Antes de 2008 este proceso llevaba tiempo produciéndose pero
fue con el estallido de la crisis económica cuando esta diferencia en las
realidades se hizo claramente patente. La búsqueda de respuestas, de reacción
respecto al auge de los problemas sociales, puso de manifiesto lo oxidado de
nuestros mecanismos democráticos.
Ante la incapacidad de las herramientas convencionales de
ofrecer respuesta a los estímulos de los ciudadanos, éstos comienzan a
desarrollar redes paralelas de acción; asociaciones de carácter no convencional
e intensamente horizontales que ofrece la posibilidad de una gran
participación, pero poco eficaz en la toma de decisiones y no representativas
institucionalmente. Estas organizaciones, frecuentemente estructuradas en forma
de asambleas, quedan como alternativa opuesta a las organizaciones políticas
institucionalizadas.
Por lo tanto, tenemos por un lado a las organizaciones
convencionales, partidos y sindicatos, que no absorben las nuevas reclamas
sociales y no disponen de mecanismos eficientes para ello, pero con gran poder
representativo e institucional, es decir, con gran capacidad de cambio y de
respuesta social. Por el otro lado, organizaciones no convencionales de
carácter horizontal-participativo, no representativas en el plano institucional
que se presentan como alternativa a la primera.
Esta división, que tiene origen en el conflicto sobre la
concepción de participación, no solo pone en crisis la propia idea de
representatividad, sino que reduce drásticamente las posibilidades y la
capacidad de respuesta y cambio de los movimientos sociales en España.

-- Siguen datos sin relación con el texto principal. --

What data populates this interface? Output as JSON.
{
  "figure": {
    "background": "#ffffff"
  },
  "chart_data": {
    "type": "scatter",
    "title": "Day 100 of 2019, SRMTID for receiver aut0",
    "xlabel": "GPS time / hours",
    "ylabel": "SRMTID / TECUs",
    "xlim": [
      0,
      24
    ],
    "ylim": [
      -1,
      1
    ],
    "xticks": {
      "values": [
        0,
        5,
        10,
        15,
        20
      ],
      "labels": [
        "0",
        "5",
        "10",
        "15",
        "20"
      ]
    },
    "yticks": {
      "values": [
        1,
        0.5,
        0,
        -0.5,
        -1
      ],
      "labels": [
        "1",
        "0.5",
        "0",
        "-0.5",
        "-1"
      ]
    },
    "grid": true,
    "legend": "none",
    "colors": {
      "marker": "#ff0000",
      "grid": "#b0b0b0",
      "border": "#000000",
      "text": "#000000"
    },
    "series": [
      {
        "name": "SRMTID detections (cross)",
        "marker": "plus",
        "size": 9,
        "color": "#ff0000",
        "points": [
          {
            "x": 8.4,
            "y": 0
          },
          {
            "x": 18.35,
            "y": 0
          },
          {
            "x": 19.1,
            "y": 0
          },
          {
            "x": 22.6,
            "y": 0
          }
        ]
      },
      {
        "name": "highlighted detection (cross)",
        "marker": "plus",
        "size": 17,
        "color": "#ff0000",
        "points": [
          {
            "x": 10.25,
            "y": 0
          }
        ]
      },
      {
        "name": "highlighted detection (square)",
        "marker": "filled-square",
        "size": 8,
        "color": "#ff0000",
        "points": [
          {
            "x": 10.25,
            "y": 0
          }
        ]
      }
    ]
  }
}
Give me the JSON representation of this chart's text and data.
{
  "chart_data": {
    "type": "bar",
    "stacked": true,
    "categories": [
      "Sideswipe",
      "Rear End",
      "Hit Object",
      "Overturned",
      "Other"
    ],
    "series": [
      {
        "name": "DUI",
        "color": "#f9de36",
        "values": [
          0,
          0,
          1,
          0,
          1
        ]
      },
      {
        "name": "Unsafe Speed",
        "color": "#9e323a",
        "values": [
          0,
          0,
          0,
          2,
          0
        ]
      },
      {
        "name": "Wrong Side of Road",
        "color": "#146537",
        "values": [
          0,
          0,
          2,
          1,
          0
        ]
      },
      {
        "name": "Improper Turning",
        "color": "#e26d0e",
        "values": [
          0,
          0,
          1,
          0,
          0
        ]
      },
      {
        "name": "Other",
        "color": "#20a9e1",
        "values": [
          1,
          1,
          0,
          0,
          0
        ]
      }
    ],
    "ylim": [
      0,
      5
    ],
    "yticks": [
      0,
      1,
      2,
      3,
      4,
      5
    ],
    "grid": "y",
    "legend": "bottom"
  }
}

Por ejemplo, Canadá, con una cuota de afiliación sindical del
doble que en nuestro país (30%) y con una red mucho más amplia de sindicatos y de
movilización entre los estudiantes, consiguió con una huelga estudiantil
indefinida que finalmente duró ocho meses, impedir un aumento de las tasas de
matriculación universitarias similar al que ya se ha producido en España. En
nuestro país, hubo intentos, sí, pero insuficientes e incapaces de movilizar a
los estudiantes, pues no contamos con organizaciones lo suficientemente
participativas y al mismo tiempo, institucionalizadas en nuestras
universidades.
Teniendo esto en cuenta, sólo quedan dos opciones claras
para mejorar nuestras posibilidades de cambio. O las organizaciones
convencionales se abren, flexibilizan y adaptan a los constantes reclamos
sociales, o las organizaciones no convencionales se institucionalicen, entrando
en competencia directa con el resto.
Dado que es poco probable que quienes ostentan el poder
vayan a ceder por sí mismos, la primera de las opciones queda relegada a un
lento proceso de cambio y tensiones internas, rodeado cada vez de más
desencanto. La segunda de las posibilidades, lleva a un escenario igualmente
difícil, pero un poco más esperanzador. Que organizaciones ya constituidas en
lo no oficial lleguen al plano institucional, a pesar de lo complicado del
proceso, es factible, y su entrada en juego presionaría a los actores
preexistentes en la escena a una necesaria renovación.
Queda pues la solución en nuestras manos, pues tanto una
como otra posibilidad necesita de savia nueva. No podemos esperar a que las
cosas se resuelvan solas, pues solo la voluntad de quienes quieren cambiar su
situación puede mejorar nuestras vidas.